For the past two weeks, I’ve blogged about films and I’ve often thought that there are no good movies about writers. That’s logical because writers sit alone in front of a computer screen and invent stories, tell lies or imagine new worlds. Their profession is hardly prone to the adventure, danger or romance that go into a good movie. Yes, female writers do fall in love and get married, but not because they were rescued from danger, such as a computer monitor that turned into a werewolf. And not because a male writer hired a beautiful woman to pour champagne for him every hour or so.
Such is not the problem with writing about other occupations. Both doctors and lawyers require clients they can interact with. Also teachers, psychiatrists and architects. Soldiers and sailors are in constant awareness of danger, while a writer sits in a comfortable chair in a cozy room with beer or chocolate only steps away. Archaeologists (think Indiana Jones) may live with adventure or even danger. A writer’s only peril might be falling over because a caster fell off his chair, or be electrocuted by a faulty wire under his desk.
All right, I admit it. There was a film based on a novel featuring a writer, a horror novel at that. Yes, I’m talking about Stephen King’s MISERY. However, notice the protagonist had to get out of his office for something to happen. His car crashed, not his computer.
Last week I saw another film about a writer. It’s called THE WORDS and is about a struggling writer who steals another man’s manuscript and passes it off as his own, thereby gaining wealth and fame.

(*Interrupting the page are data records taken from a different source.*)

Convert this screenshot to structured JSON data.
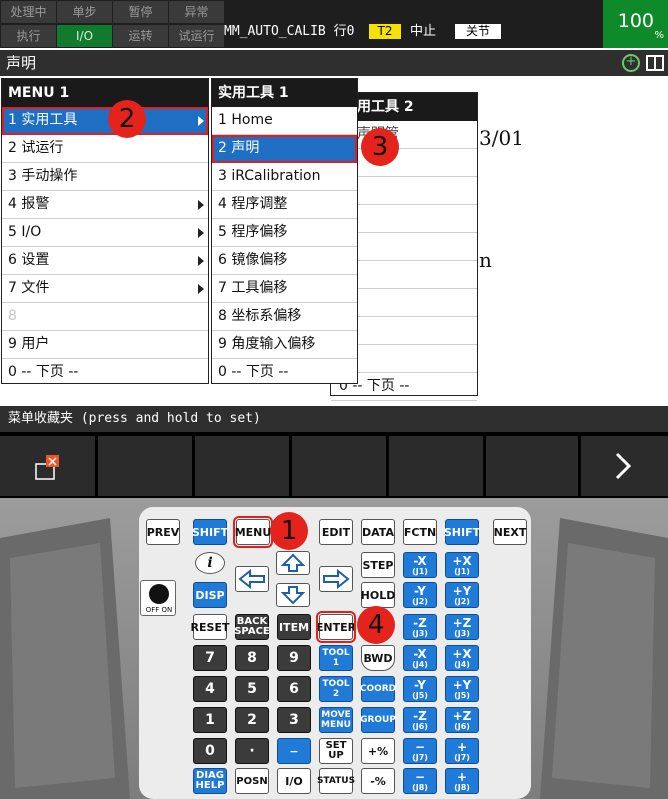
{
  "status": {
    "row1": [
      "处理中",
      "单步",
      "暂停",
      "异常"
    ],
    "row2": [
      "执行",
      "I/O",
      "运转",
      "试运行"
    ],
    "program": "MM_AUTO_CALIB 行0",
    "mode": "T2",
    "state": "中止",
    "coord": "关节",
    "override": "100",
    "override_unit": "%"
  },
  "screen_title": "声明",
  "background_text": {
    "date": "3/01",
    "letter": "n"
  },
  "menu": {
    "header": "MENU   1",
    "items": [
      "1 实用工具",
      "2 试运行",
      "3 手动操作",
      "4 报警",
      "5 I/O",
      "6 设置",
      "7 文件",
      "8",
      "9 用户",
      "0 -- 下页 --"
    ]
  },
  "submenu": {
    "header": "实用工具   1",
    "items": [
      "1 Home",
      "2 声明",
      "3 iRCalibration",
      "4 程序调整",
      "5 程序偏移",
      "6 镜像偏移",
      "7 工具偏移",
      "8 坐标系偏移",
      "9 角度输入偏移",
      "0 -- 下页 --"
    ]
  },
  "menu_bg": {
    "header": "用工具   2",
    "partial": "声明管",
    "last": "0 -- 下页 --"
  },
  "favorites_bar": "菜单收藏夹 (press and hold to set)",
  "keys": {
    "prev": "PREV",
    "shift": "SHIFT",
    "menu": "MENU",
    "edit": "EDIT",
    "data": "DATA",
    "fctn": "FCTN",
    "next": "NEXT",
    "info": "i",
    "disp": "DISP",
    "step": "STEP",
    "hold": "HOLD",
    "reset": "RESET",
    "backspace_1": "BACK",
    "backspace_2": "SPACE",
    "item": "ITEM",
    "enter": "ENTER",
    "tool1_a": "TOOL",
    "tool1_b": "1",
    "tool2_a": "TOOL",
    "tool2_b": "2",
    "bwd": "BWD",
    "coord": "COORD",
    "group": "GROUP",
    "move_a": "MOVE",
    "move_b": "MENU",
    "setup_a": "SET",
    "setup_b": "UP",
    "status": "STATUS",
    "diag_a": "DIAG",
    "diag_b": "HELP",
    "posn": "POSN",
    "io": "I/O",
    "plus_pct": "+%",
    "minus_pct": "-%",
    "num7": "7",
    "num8": "8",
    "num9": "9",
    "num4": "4",
    "num5": "5",
    "num6": "6",
    "num1": "1",
    "num2": "2",
    "num3": "3",
    "num0": "0",
    "dot": "·",
    "minus": "−",
    "off_on": "OFF  ON"
  },
  "jog": [
    [
      "-X",
      "(J1)",
      "+X",
      "(J1)"
    ],
    [
      "-Y",
      "(J2)",
      "+Y",
      "(J2)"
    ],
    [
      "-Z",
      "(J3)",
      "+Z",
      "(J3)"
    ],
    [
      "-X",
      "(J4)",
      "+X",
      "(J4)"
    ],
    [
      "-Y",
      "(J5)",
      "+Y",
      "(J5)"
    ],
    [
      "-Z",
      "(J6)",
      "+Z",
      "(J6)"
    ],
    [
      "−",
      "(J7)",
      "+",
      "(J7)"
    ],
    [
      "−",
      "(J8)",
      "+",
      "(J8)"
    ]
  ],
  "annotations": [
    "1",
    "2",
    "3",
    "4"
  ],
  "colors": {
    "highlight": "#1e6fc4",
    "annotation": "#e3231c",
    "key_blue": "#1f7ad8",
    "status_green": "#0e8a2a"
  }
}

Besides the plot I’ve just reduced to one sentence, the movie is like three stories in one: the writer who originally wrote the novel, the writer who found the manuscript and used it, and the narrator who tells the story about these writers.
I enjoyed the film, but was struck by the way the writer copied the found manuscript by retyping it. I was reminded of taking typing in high school, where we were instructed to copy text by looking at the material to be copied and not the keyboard. The teacher went around the room, talking to us as we typed, and we were expected to carry on a conversation with her without stopping. In other words, what we were copying was to go from our eyes to our fingers without touching our brains.
A writer who is copying someone else’s work must read it carefully first, because writing an original story is a process of thinking, imagining, visualizing what he or she wants to portray to the reader. The better that’s done, the better the finished product. A famous literary critic once put down a writer’s work by saying, “That’s not writing–it’s typing.”